In my mind’s eye, the pitch broke downward more but I still remember watching McGwire put that swing on it and knowing 60 had been reached again.  It was remarkable just how often McGwire rose to the occasion that season, which we’ll really get into in some of the upcoming posts.  The crowd roar probably could be heard all the way in Pittsburgh, where the Cubs were taking on the Pirates that evening.

You also have to figure that, with a first inning home run, everyone sat up a little bit straighter.  Three home runs in a game wasn’t unheard of and McGwire had done that twice already this season.  Could this day be the day the record fell?

Spoiler alert: it wasn’t.

After McGwire homered, the Cardinals continued to put the wood to Reyes.  Brian Jordan followed the historic blast with a double and Ron Gant walked.  Fernando Tatis drove Jordan in with a single and Gant moved on to third, with Tatis going to second on the throw.  With Luis Ordaz up, Reyes uncorked a wild pitch that brought Gant in.  Reyes was able to rally and strike out Ordaz and Osborne but found himself trailing 4-0.  That proved to be enough, but it was not all the Cardinals would do.

The Reds didn’t get their first hit until the top of the fourth, when Barry Larkin led off the inning with a double.  However, he never moved off of that spot as Osborne retired Casey, Dmitri Young, and Bret Boone in order.  The Cardinals were fairly quiet as well, occasionally getting a base runner, but not really threatening.  McGwire came up with two outs in the second and Kelly on first, but struck out that time against Reyes.  He batted in the fifth against Mike Remlinger and also struck out, perhaps trying to force 61.

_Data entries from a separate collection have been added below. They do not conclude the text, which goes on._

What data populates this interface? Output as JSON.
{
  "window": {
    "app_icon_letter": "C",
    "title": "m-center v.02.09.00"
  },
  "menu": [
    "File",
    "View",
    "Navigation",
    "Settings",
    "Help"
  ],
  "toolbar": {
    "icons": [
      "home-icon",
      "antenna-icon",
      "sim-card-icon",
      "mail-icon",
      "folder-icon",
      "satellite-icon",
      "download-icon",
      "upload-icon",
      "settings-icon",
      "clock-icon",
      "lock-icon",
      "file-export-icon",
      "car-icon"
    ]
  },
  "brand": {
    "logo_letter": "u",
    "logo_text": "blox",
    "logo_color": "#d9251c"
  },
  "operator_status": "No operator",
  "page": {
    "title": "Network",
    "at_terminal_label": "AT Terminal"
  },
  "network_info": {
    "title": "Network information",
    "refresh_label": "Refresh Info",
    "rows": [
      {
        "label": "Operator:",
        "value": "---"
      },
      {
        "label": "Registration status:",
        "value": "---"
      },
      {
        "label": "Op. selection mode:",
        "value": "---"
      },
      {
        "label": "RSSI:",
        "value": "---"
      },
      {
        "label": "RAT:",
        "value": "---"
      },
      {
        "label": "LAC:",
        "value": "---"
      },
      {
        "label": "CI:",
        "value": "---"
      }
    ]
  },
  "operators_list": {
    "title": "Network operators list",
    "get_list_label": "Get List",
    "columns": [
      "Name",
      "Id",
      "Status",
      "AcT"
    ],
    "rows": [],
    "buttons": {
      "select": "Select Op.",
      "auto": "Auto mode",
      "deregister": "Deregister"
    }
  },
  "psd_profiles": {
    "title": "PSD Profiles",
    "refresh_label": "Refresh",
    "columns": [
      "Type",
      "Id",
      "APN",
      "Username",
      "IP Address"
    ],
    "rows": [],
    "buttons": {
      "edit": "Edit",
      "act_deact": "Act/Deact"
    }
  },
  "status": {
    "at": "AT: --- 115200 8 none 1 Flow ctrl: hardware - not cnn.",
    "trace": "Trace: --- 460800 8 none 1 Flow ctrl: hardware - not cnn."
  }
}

There was a lot of nothing until the bottom of the seventh.  Osborne struck out swinging but Tom Lampkin was hit by a pitch from Remlinger and Kelly followed with a walk.  Mabry then doubled, bringing in Lampkin and putting Kelly on third.  It’s probably a testament to the fact that it was 5-0, but even though the Reds went to the bullpen and got John Hudek, they still pitched to McGwire with two on and first base open.  It worked out for the Reds as McGwire struck out for the third time since cranking his historic blast.  Maybe it was Maris messing with his swing.  Jordan picked him up, though, by tripling to right, bringing in both base runners and making it 7-0.  Gant followed with a walk, but Tatis was unable to drive in either teammate.

The Reds had a little threat in the top of the eighth as, with two outs, Pat Watkins reached on an error by Kelly and Reggie Sanders singled, but Barry Larkin flew out to end the threat.  The Cardinals went in order against Danny Graves in the bottom of the frame and Osborne got the complete game three-hitter by retiring the Reds 1-2-3 in the ninth.  That was probably the best game that Osborne ever threw, but people only remember it for a first inning home run.

Sammy Sosa would crack his 58th that evening in Three Rivers, keeping pace with the leader.  But at this moment, only one of them was hanging with the Babe and Maris in the 60 Club.  History awaited just around the corner.